Soluble epoxide hydrolase in Muller glia converts docosahexenoic acid into 19,20-dihydroxydocosapentaenoic acid, which inhibits γ-secretase to suppress endothelial notch signalling (Fig. 2) (Hu et al., 2014). This in turn enhances tip cell formation and filopodia extension and therefore vascular growth in the postnatal retina (Hu et al., 2014). The genetic, viral or antibody-based inhibition of NOGO-A dramatically increased angiogenesis in the postnatal forebrain and retina, which was explained by a role for neuron-derived NOGO-A in inducing the retraction of endothelial lamellipodia and filopodia (Fig. 2) (Walchli et al., 2013). How these pathways cooperate with those described above will undoubtedly be an important focus of future research for neurovascular biologists.

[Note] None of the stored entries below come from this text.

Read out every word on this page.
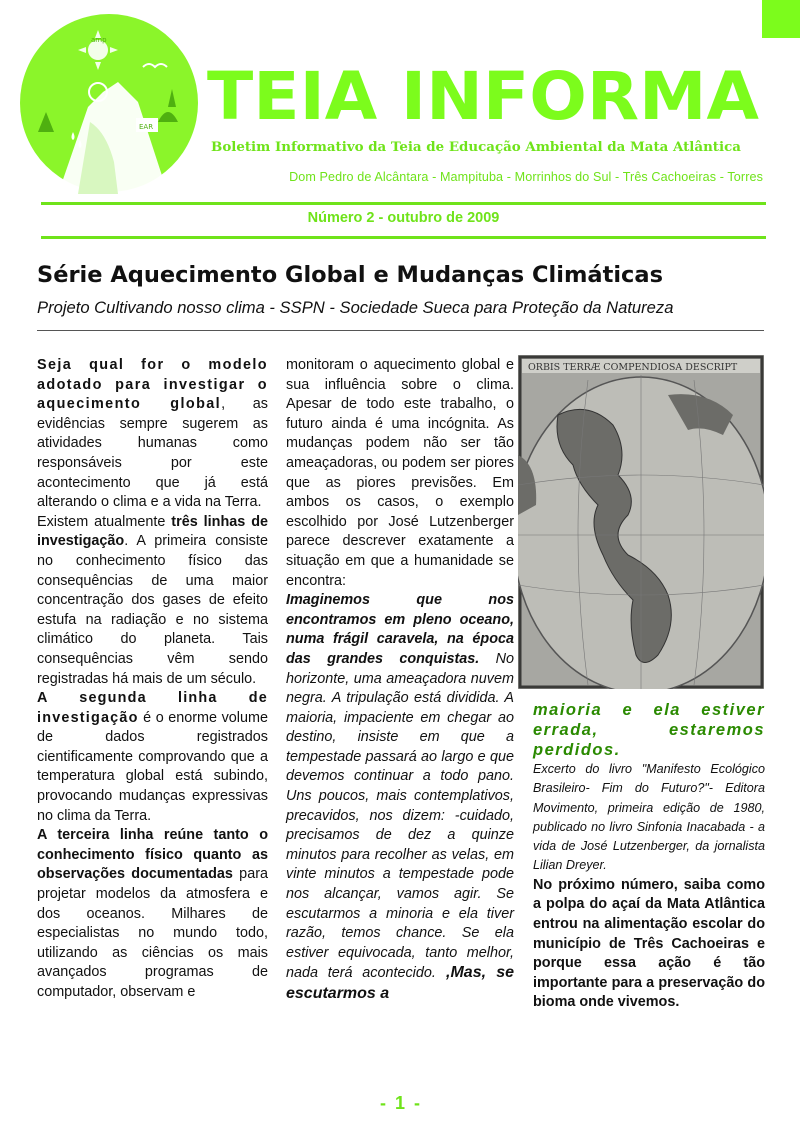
EAR
amp
TEIA INFORMA
Boletim Informativo da Teia de Educação Ambiental da Mata Atlântica
Dom Pedro de Alcântara - Mampituba - Morrinhos do Sul - Três Cachoeiras - Torres
Número 2 - outubro de 2009
Série Aquecimento Global e Mudanças Climáticas
Projeto Cultivando nosso clima - SSPN - Sociedade Sueca para Proteção da Natureza

Seja qual for o modelo adotado para investigar o aquecimento global, as evidências sempre sugerem as atividades humanas como responsáveis por este acontecimento que já está alterando o clima e a vida na Terra.

Existem atualmente três linhas de investigação. A primeira consiste no conhecimento físico das consequências de uma maior concentração dos gases de efeito estufa na radiação e no sistema climático do planeta. Tais consequências vêm sendo registradas há mais de um século.

A segunda linha de investigação é o enorme volume de dados registrados cientificamente comprovando que a temperatura global está subindo, provocando mudanças expressivas no clima da Terra.

A terceira linha reúne tanto o conhecimento físico quanto as observações documentadas para projetar modelos da atmosfera e dos oceanos. Milhares de especialistas no mundo todo, utilizando as ciências os mais avançados programas de computador, observam e

monitoram o aquecimento global e sua influência sobre o clima. Apesar de todo este trabalho, o futuro ainda é uma incógnita. As mudanças podem não ser tão ameaçadoras, ou podem ser piores que as piores previsões. Em ambos os casos, o exemplo escolhido por José Lutzenberger parece descrever exatamente a situação em que a humanidade se encontra:

Imaginemos que nos encontramos em pleno oceano, numa frágil caravela, na época das grandes conquistas. No horizonte, uma ameaçadora nuvem negra. A tripulação está dividida. A maioria, impaciente em chegar ao destino, insiste em que a tempestade passará ao largo e que devemos continuar a todo pano. Uns poucos, mais contemplativos, precavidos, nos dizem: -cuidado, precisamos de dez a quinze minutos para recolher as velas, em vinte minutos a tempestade pode nos alcançar, vamos agir. Se escutarmos a minoria e ela tiver razão, temos chance. Se ela estiver equivocada, tanto melhor, nada terá acontecido. ,Mas, se escutarmos a

ORBIS TERRÆ COMPENDIOSA DESCRIPT

maioria e ela estiver errada, estaremos perdidos.

Excerto do livro "Manifesto Ecológico Brasileiro- Fim do Futuro?"- Editora Movimento, primeira edição de 1980, publicado no livro Sinfonia Inacabada - a vida de José Lutzenberger, da jornalista Lilian Dreyer.

No próximo número, saiba como a polpa do açaí da Mata Atlântica entrou na alimentação escolar do município de Três Cachoeiras e porque essa ação é tão importante para a preservação do bioma onde vivemos.

- 1 -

Conclusions and unanswered questions

The cellular interactions and molecular signals critical for CNS vascularisation and the formation of the neurovascular unit are being elucidated at an accelerating speed, and we are beginning to appreciate the significance of defective vascular development in the emergence of CNS pathologies. Yet, it is likely that additional signalling mechanisms and interactions remain to be identified before we will fully understand how the cross-talk of neural and vascular cells regulates blood vessel ingression into the CNS and the formation of a fully functional BBB. Ultimately, understanding these signalling pathways will reveal how a defective neurovascular unit impacts on CNS function during aging and in neurological disease. It will also benefit the development of new therapeutic strategies aimed at delivering drugs through the BBB, as well as restoring or improving vascular supply to ischemic retina and brain in diseases such as diabetic retinopathy, age-related neurodegeneration and stroke. In the mature brain, neuronal activity stimulates changes in blood flow that can be measured by fMRI, but how this flow information is sensed and leads to structural changes in blood vessels is largely unknown and therefore requires further research. Finally, the specific features of the tumour microenvironment that promote the differentiation of tumour cells into endothelium, and the functional consequence of this transdifferentiation for glioblastoma remain to be determined.